By Ondine Jean-Baptiste . 

When your first name means “ray of sunlight in the morning,” there is no doubt that you will grow up to bring positivity and formidable change into the world. And so entered Kiran Gandhi, globetrotting musician and activist extraordinaire, whose radiance and power make anyone who comes across her work feel compelled to take action.

Kiran Gandhi, also known as her stage name Madame Gandhi, got her start in music the way she gets most things done: tenacity and sheer ambition. While working as Spotify’s first-ever digital marketing analyst, she saw that M.I.A. needed a drummer to accompany her on tour. She sent the musician a video drumming to the artist’s hit single “Bad Girls”, and the rest was history. Did I mention Gandhi was simultaneously attending Harvard Business School Monday through Friday?

Fantastic doesn’t even begin to describe Kiran Gandhi, but it’s a good start. There are few other individuals in her field who use their talents and platform to encourage gender equality, social justice, and intersectionality with their audiences. Now on the road as her own headlining act, Madame Gandhi has spent the better part of the past two years speaking, rapping, and singing to share her perspective on fourth-wave feminism.

The Future is Female

Gandhi frequently centers her messaging on the iconic phrase “The Future is Female,” even titling one of her songs on her latest EP as such. The saying has its roots in feminist history as the second-wave movement of the ‘70s revolved around empowering women and their distinct experiences as a marginalized group. As it relates to Gandhi, she explains:

“I used to be like, how can women break in to be more CEOs, more drummers, more artists, more festival organizers, and I’m not even on that tip anymore. To me right now, [the phrase] ‘the future is female’ is representing women being lightyears ahead in building our own alternatives in leadership, of safe spaces, of joyful spaces.”

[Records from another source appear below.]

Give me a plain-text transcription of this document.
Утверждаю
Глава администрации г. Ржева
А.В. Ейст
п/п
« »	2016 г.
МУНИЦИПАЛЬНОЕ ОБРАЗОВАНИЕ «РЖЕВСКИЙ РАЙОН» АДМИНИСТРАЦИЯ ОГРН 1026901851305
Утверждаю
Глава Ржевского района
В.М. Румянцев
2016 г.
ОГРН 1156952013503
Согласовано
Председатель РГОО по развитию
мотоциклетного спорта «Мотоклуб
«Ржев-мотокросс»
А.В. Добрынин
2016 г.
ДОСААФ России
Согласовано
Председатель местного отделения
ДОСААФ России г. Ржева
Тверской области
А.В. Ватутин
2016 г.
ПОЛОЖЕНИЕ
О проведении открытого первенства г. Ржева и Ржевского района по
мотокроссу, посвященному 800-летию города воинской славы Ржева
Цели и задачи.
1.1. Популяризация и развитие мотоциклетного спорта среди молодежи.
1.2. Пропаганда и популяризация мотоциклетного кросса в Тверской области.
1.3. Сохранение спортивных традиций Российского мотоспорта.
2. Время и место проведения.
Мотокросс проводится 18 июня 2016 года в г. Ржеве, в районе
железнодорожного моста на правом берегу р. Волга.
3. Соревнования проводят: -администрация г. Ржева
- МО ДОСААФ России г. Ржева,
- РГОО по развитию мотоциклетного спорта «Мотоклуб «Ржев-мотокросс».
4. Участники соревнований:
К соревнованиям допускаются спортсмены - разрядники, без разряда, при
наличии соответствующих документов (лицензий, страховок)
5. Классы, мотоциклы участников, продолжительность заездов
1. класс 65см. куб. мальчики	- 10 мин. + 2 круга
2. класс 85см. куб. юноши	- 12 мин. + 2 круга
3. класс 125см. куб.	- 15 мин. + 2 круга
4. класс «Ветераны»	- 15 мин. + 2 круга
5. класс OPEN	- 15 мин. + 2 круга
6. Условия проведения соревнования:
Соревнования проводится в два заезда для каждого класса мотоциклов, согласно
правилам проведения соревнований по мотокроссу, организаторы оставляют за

The song “Her” on Gandhi’s EP Voices is about being underestimated as a woman, being fed up by the current system, and leaving to create in a parallel universe. This kind of futuristic imaginary Gandhi depicts is just one of the ways her radical perspective empowers marginalized folk to not only imagine their wildest dreams, but also turn those dreams into reality.


Being a successful woman of color in music

When asked about the music industry’s role in supporting brown female artists, Gandhi comments, “So many music labels come in and exploit communities of color because they understand that so much music is made in such vulnerable parts of the world.” She is an unsigned artist by choice, and the sheer number of musical festivals, speaking engagements, and tour dates alone prove that Gandhi does not even need a corporate team behind her to be successful. With such talent and high achievements, it is almost shocking that Gandhi has not let all the attention and success go to her head. To the contrary, she actually designs each show with the same purpose: to give back. She muses, “The point is actually to make somebody else feel joyful and elevated and inspired when they leave your show. And I think designing a set list that has high energy at the start and finish, with the introspective vulnerability in the middle, is really responsible because it shows everybody that it’s okay. It’s okay to have both moments and it’s okay to not feel your best at times and that all of us do, and here’s me showing you what that looks like on a stage…in the most honest way I can.”

 Gandhi definitely acknowledges the trans-exclusionary nature of the phrase, “The Future is Female,” and asserts that she believes in giving new meaning to old sayings. “To me, when I say, ‘the future is female,’ it doesn’t mean one gender is superior than the other, it means that we will one day live in a world where we deeply value female energy, where we value the contribution of the female archetype so much so that we need it to survive and thrive as a society.”

No matter how big Gandhi gets, the significance she puts on giving back never wanes; she leaves each place and person better for her having been there. With increased visibility for women of color to speak out on how to make the world a better place, the future is looking pretty fantastic.